Les situations se suivent et se ressemblent. Mamush, un Ethiopien de 29 ans, vit à la rue depuis un an et deux mois. Lui aussi est arrivé en France en 2017. Il a d’abord été hébergé à Amiens puis, comme d’autres, ses empreintes ayant été prises en Italie, il y a été renvoyé, avant de revenir. Il est désormais sorti de la procédure Dublin et attend d’être convoqué par l’Ofpra pour faire examiner sa demande d’asile. Un couple d’Afghans écoute son récit.
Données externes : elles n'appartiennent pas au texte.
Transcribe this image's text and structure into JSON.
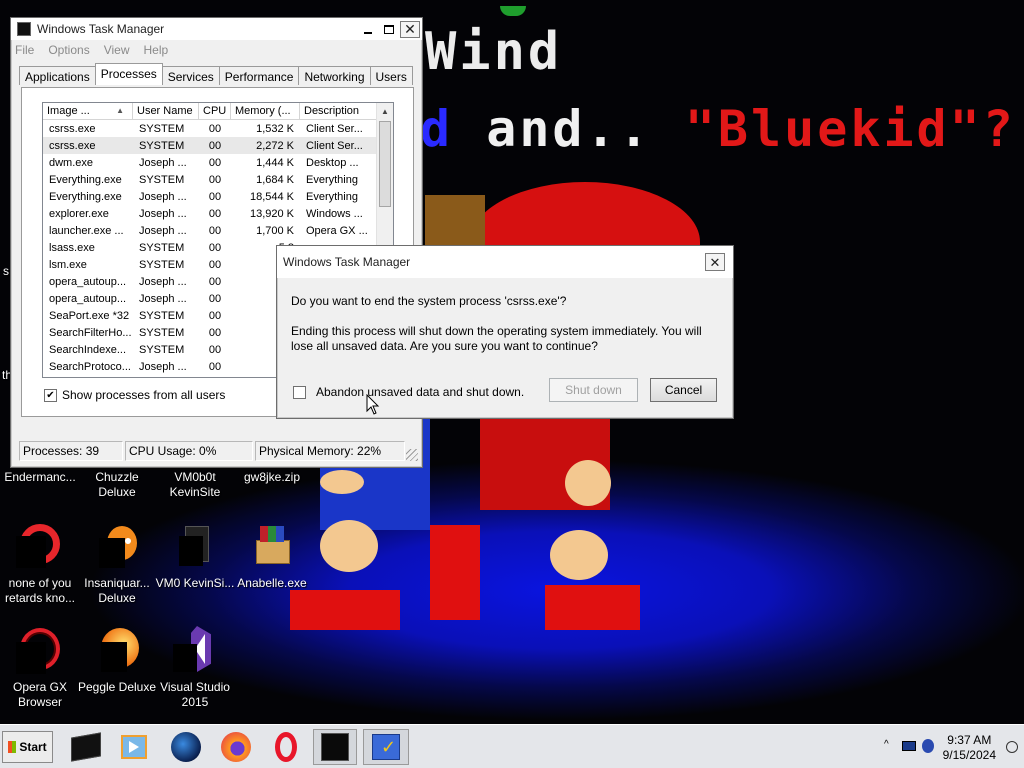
{
  "wallpaper": {
    "top_text": "Wind",
    "mid_text_blue": "d",
    "mid_text_white": " and.. ",
    "mid_text_red": "\"Bluekid\"?",
    "colors": {
      "bg": "#030306",
      "blue_floor": "#0a14e0",
      "red": "#e21818"
    }
  },
  "desktop_icons": [
    {
      "label": "Endermanc...",
      "icon": "app-icon"
    },
    {
      "label": "Chuzzle Deluxe",
      "icon": "app-icon"
    },
    {
      "label": "VM0b0t KevinSite",
      "icon": "app-icon"
    },
    {
      "label": "gw8jke.zip",
      "icon": "zip-icon"
    },
    {
      "label": "none of you retards kno...",
      "icon": "opera-icon"
    },
    {
      "label": "Insaniquar... Deluxe",
      "icon": "fish-icon"
    },
    {
      "label": "VM0 KevinSi...",
      "icon": "file-icon"
    },
    {
      "label": "Anabelle.exe",
      "icon": "winrar-icon"
    },
    {
      "label": "Opera GX Browser",
      "icon": "opera-gx-icon"
    },
    {
      "label": "Peggle Deluxe",
      "icon": "peggle-icon"
    },
    {
      "label": "Visual Studio 2015",
      "icon": "visual-studio-icon"
    }
  ],
  "desktop_edge_labels": {
    "s1": "s",
    "s2": "th"
  },
  "taskmgr": {
    "title": "Windows Task Manager",
    "menu": [
      "File",
      "Options",
      "View",
      "Help"
    ],
    "tabs": [
      "Applications",
      "Processes",
      "Services",
      "Performance",
      "Networking",
      "Users"
    ],
    "active_tab": "Processes",
    "columns": [
      "Image ...",
      "User Name",
      "CPU",
      "Memory (...",
      "Description"
    ],
    "rows": [
      [
        "csrss.exe",
        "SYSTEM",
        "00",
        "1,532 K",
        "Client Ser..."
      ],
      [
        "csrss.exe",
        "SYSTEM",
        "00",
        "2,272 K",
        "Client Ser..."
      ],
      [
        "dwm.exe",
        "Joseph ...",
        "00",
        "1,444 K",
        "Desktop ..."
      ],
      [
        "Everything.exe",
        "SYSTEM",
        "00",
        "1,684 K",
        "Everything"
      ],
      [
        "Everything.exe",
        "Joseph ...",
        "00",
        "18,544 K",
        "Everything"
      ],
      [
        "explorer.exe",
        "Joseph ...",
        "00",
        "13,920 K",
        "Windows ..."
      ],
      [
        "launcher.exe ...",
        "Joseph ...",
        "00",
        "1,700 K",
        "Opera GX ..."
      ],
      [
        "lsass.exe",
        "SYSTEM",
        "00",
        "5,8",
        ""
      ],
      [
        "lsm.exe",
        "SYSTEM",
        "00",
        "1,6",
        ""
      ],
      [
        "opera_autoup...",
        "Joseph ...",
        "00",
        "1,7",
        ""
      ],
      [
        "opera_autoup...",
        "Joseph ...",
        "00",
        "1,8",
        ""
      ],
      [
        "SeaPort.exe *32",
        "SYSTEM",
        "00",
        "5,1",
        ""
      ],
      [
        "SearchFilterHo...",
        "SYSTEM",
        "00",
        "1,9",
        ""
      ],
      [
        "SearchIndexe...",
        "SYSTEM",
        "00",
        "3,9",
        ""
      ],
      [
        "SearchProtoco...",
        "Joseph ...",
        "00",
        "1,9",
        ""
      ],
      [
        "services.exe",
        "SYSTEM",
        "00",
        "3,4",
        ""
      ]
    ],
    "show_all_label": "Show processes from all users",
    "show_all_checked": "✔",
    "status": {
      "processes": "Processes: 39",
      "cpu": "CPU Usage: 0%",
      "memory": "Physical Memory: 22%"
    }
  },
  "dialog": {
    "title": "Windows Task Manager",
    "question": "Do you want to end the system process 'csrss.exe'?",
    "warning": "Ending this process will shut down the operating system immediately.  You will lose all unsaved data.  Are you sure you want to continue?",
    "checkbox_label": "Abandon unsaved data and shut down.",
    "shutdown_label": "Shut down",
    "cancel_label": "Cancel"
  },
  "taskbar": {
    "start_label": "Start",
    "apps": [
      "black-app-icon",
      "media-player-icon",
      "globe-icon",
      "firefox-icon",
      "opera-icon",
      "task-manager-icon",
      "checklist-icon"
    ],
    "time": "9:37 AM",
    "date": "9/15/2024"
  }
}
Ils viennent d’arriver et d’être placés en procédure Dublin.

« J’espère que les autorités sauront être pragmatiques avec les dublinés », commentait Anne Hidalgo, jeudi. Les associations et la Mairie de Paris demandent depuis longtemps un « moratoire » sur l’application de ce règlement, comme cela avait été le cas lors du démantèlement de la « jungle » de Calais en 2016.

Le gouvernement demande au contraire aux préfectures de redoubler d’efforts pour transférer les « dublinés », dans le but de juguler l’augmentation de la demande d’asile. Aujourd’hui, celle-ci ne parviennent à transférer qu’autour de 20 % des « dublinés ». Les autres – et ceux qui finissent par revenir – alimentent inexorablement les campements de rue et les dispositifs d’hébergement d’urgence.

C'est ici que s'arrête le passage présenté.